Why It Matters at Hoomanely
Hoomanely is reinventing healthcare for pets — replacing reactive, imprecise care with continuous, clinical-grade monitoring that catches problems early. Our devices form a Physical Intelligence ecosystem: sensors fused at the edge, feeding the Biosense AI Engine that turns raw signals into personalized, preventive insights.

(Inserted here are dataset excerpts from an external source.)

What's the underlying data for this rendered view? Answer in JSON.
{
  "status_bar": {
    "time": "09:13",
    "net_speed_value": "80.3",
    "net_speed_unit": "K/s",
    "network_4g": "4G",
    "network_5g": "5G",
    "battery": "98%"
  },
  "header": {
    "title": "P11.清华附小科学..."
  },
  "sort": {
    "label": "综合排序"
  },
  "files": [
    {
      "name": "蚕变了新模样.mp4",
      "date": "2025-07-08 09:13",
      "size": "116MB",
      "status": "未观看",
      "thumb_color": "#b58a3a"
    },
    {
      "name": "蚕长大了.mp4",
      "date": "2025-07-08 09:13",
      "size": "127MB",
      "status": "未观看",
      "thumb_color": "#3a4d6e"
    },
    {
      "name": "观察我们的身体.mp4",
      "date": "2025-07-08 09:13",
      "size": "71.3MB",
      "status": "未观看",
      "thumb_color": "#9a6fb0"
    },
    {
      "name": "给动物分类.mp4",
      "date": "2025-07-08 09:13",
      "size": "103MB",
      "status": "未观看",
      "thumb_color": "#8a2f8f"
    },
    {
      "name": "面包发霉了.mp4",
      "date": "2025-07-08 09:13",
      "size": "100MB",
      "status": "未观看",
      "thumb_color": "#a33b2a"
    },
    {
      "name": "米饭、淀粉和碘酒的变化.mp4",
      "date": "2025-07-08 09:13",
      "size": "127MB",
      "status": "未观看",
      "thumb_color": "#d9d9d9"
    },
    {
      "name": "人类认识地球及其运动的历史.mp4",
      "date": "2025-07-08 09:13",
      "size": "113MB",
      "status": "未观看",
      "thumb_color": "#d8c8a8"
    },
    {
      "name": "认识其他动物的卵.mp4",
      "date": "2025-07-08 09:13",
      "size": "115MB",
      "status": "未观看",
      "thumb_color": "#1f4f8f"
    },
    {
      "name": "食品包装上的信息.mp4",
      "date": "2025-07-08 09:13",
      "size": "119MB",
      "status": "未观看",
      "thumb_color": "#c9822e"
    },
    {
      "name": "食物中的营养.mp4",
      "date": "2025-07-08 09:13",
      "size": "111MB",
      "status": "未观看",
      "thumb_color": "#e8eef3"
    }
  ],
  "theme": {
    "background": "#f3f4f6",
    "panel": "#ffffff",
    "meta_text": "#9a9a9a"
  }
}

This CAN FD receiver is the spine of that ecosystem on the hub. Every image, every thermal frame, every burst of telemetry from the sensor nodes flows through it on the way to becoming a health insight — and a dropped frame there is a corrupted vital, a missing data point, a gap in the record the AI reasons over. Making the ingestion path lossless and self-throttling is what lets everything downstream trust that what it receives is what was sent.
Our guiding principle is that every signal matters and every detail counts. A firehose of sensor data is only useful if none of it leaks on the floor — and building the plumbing to guarantee that is quiet, essential work in the service of a pet's health.
Key Takeaways
- Separate receiving from processing. A dedicated read-only thread feeding a buffer keeps slow work off the critical path so the kernel socket never overflows.
- Buffer at multiple timescales. A large kernel socket buffer, a big application ring, and flow control each absorb a different burst duration.
- Push back before you drop. Sending a pause at a high-water mark throttles the sender at the source; dropping at the destination is the last resort, not the plan.
- Use hysteresis on flow control. A gap between pause and resume thresholds prevents rapid oscillation and keeps throughput smooth.
- Count every drop. A measured, logged overflow is a fixable bug; a silent one is corrupted data with no trail.
Author's Note
This receiver runs on the compute hub at the center of Hoomanely's Physical Intelligence ecosystem, ingesting the CAN FD traffic from its sensor nodes without losing a frame. It's the unglamorous counterpart to all the clever sensing: capture is only valuable if the data survives the trip to where it's understood. Building an ingestion path that stays lossless under a firehose — and tells you honestly when it can't — is how we keep every signal, from every device, on its way to better care.